Lupin's behavior (Was: CHAPDISC: DH11, The Bribe)
sistermagpie
sistermagpie at earthlink.net
Tue Jan 15 15:07:47 UTC 2008
No: HPFGUIDX 180680
> Sherry now:
>
> Why was Harry's behavior so wrong? Several people have said this,
and it
> boggles my mind. Lupin needed a good swift kick in the rear, and
Harry gave
> it to him. Frankly, I cheered! If I'd ever gone on and on to my
friends or
> family with a bunch of self-pitying whining, run out on my
responsibilities,
> using my disability as a flimsy excuse, any one of my friends or
family
> would act the same. Particularly, perhaps, the young people who
have been
> taught to respect me as a competent, independent person. And I would
> deserve it and not punch them for telling me the truth.
Magpie:
I don't think that's an exactly accurate description, though. He's not
using his disability as an excuse for getting out of responsibility
because he can't handle it--he's offering to take on more
responsibility. In fact he's already canonically accepted that however
little he may like it, his disability gives him a responsibilty to
take on dangerous tasks that it makes him uniquely qualified to do--
like spy on the werewolves. The guy who steps up and goes to live
under Fenrir Greyback--who bit him to begin with--because he sees that
if he doesn't do it nobody else really can and it's necessary for the
cause (well, seemed necessary--it went nowhere) isn't a whiner who
uses his disability to get out of responsibility.

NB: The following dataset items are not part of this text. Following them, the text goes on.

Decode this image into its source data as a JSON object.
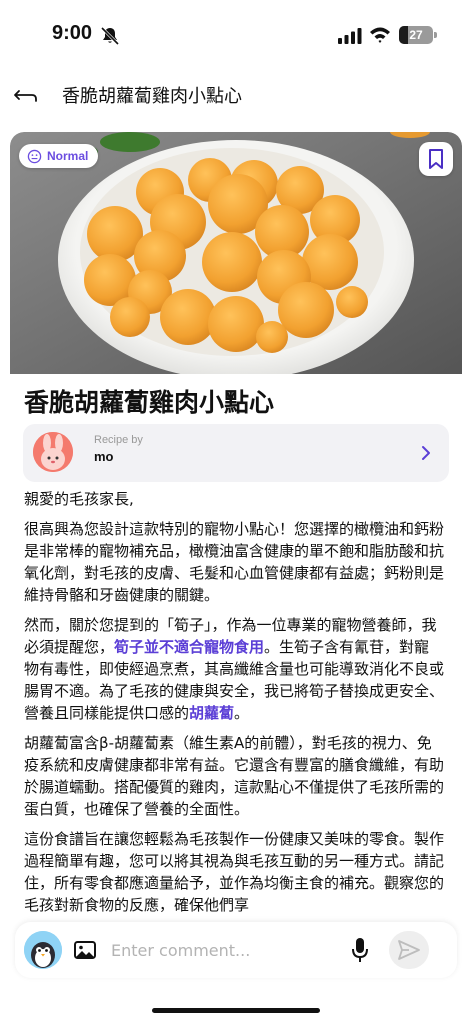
{
  "status_bar": {
    "time": "9:00",
    "battery_level": "27",
    "battery_percent": 27
  },
  "header": {
    "title": "香脆胡蘿蔔雞肉小點心",
    "back_icon": "back-arrow-icon"
  },
  "recipe": {
    "badge_label": "Normal",
    "badge_icon": "neutral-face-icon",
    "bookmark_icon": "bookmark-icon",
    "title": "香脆胡蘿蔔雞肉小點心",
    "author_caption": "Recipe by",
    "author_name": "mo",
    "paragraphs": {
      "p1": "親愛的毛孩家長,",
      "p2": "很高興為您設計這款特別的寵物小點心！您選擇的橄欖油和鈣粉是非常棒的寵物補充品，橄欖油富含健康的單不飽和脂肪酸和抗氧化劑，對毛孩的皮膚、毛髮和心血管健康都有益處；鈣粉則是維持骨骼和牙齒健康的關鍵。",
      "p3_a": "然而，關於您提到的「筍子」，作為一位專業的寵物營養師，我必須提醒您，",
      "p3_hl1": "筍子並不適合寵物食用",
      "p3_b": "。生筍子含有氰苷，對寵物有毒性，即使經過烹煮，其高纖維含量也可能導致消化不良或腸胃不適。為了毛孩的健康與安全，我已將筍子替換成更安全、營養且同樣能提供口感的",
      "p3_hl2": "胡蘿蔔",
      "p3_c": "。",
      "p4": "胡蘿蔔富含β-胡蘿蔔素（維生素A的前體），對毛孩的視力、免疫系統和皮膚健康都非常有益。它還含有豐富的膳食纖維，有助於腸道蠕動。搭配優質的雞肉，這款點心不僅提供了毛孩所需的蛋白質，也確保了營養的全面性。",
      "p5": "這份食譜旨在讓您輕鬆為毛孩製作一份健康又美味的零食。製作過程簡單有趣，您可以將其視為與毛孩互動的另一種方式。請記住，所有零食都應適量給予，並作為均衡主食的補充。觀察您的毛孩對新食物的反應，確保他們享"
    },
    "highlight_color": "#5b3fd6"
  },
  "comment_bar": {
    "placeholder": "Enter comment...",
    "value": "",
    "image_icon": "image-icon",
    "mic_icon": "microphone-icon",
    "send_icon": "send-icon"
  },
  "colors": {
    "accent": "#6b4de0",
    "author_box_bg": "#f2f2f5"
  }
}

The reason he's saying he shouldn't be with his family isn't that his
illness makes him unable to handle responsibility but that his very
presence is a danger to them--which is true--under the current regime.

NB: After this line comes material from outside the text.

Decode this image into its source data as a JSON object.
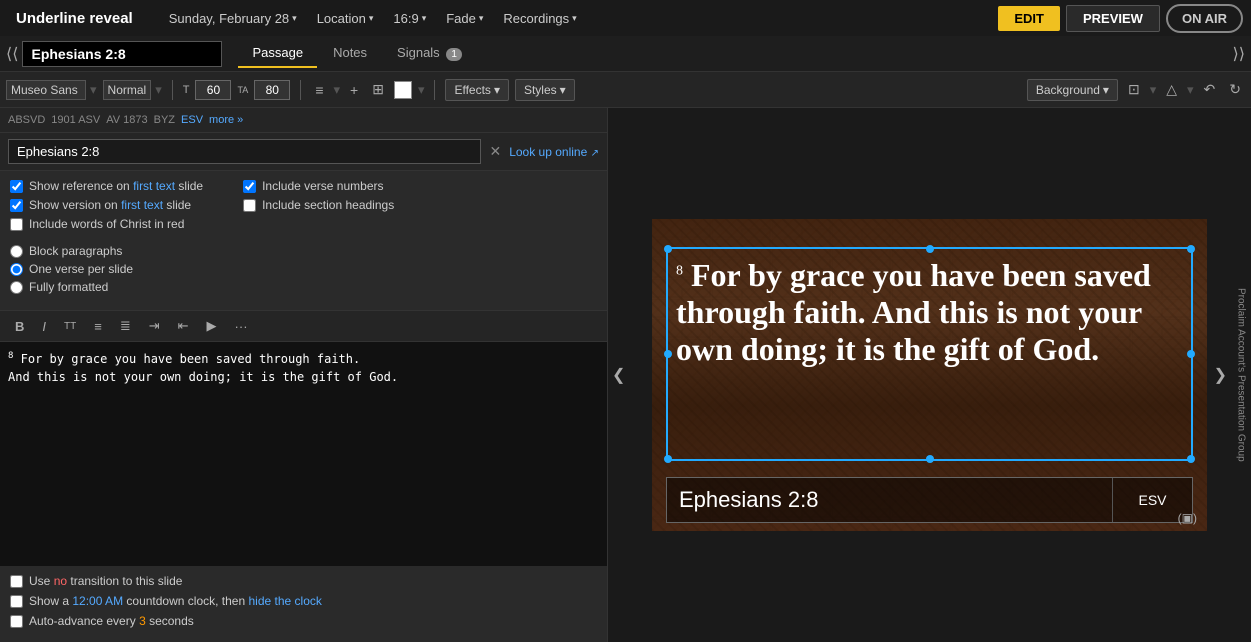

So it's not like "I can't take care of my family because I have a
disability" it's more like "my disability puts me on the list to be
hunted down by the fascist regime and I won't put my family under that
same level of danger via their association with me." A lot of people
would find that kind of guilt unacceptable and say if they're family
was safer without them they'd leave them.
Far from being something that disgusts Harry, it's something Harry
himself would do. He thought himself perfectly self-righteous when he
considered leaving Grimmauld Place when he thought he was possessed in
OotP and he made similar speeches in this book about not wanting to
put other people in danger because they're with him.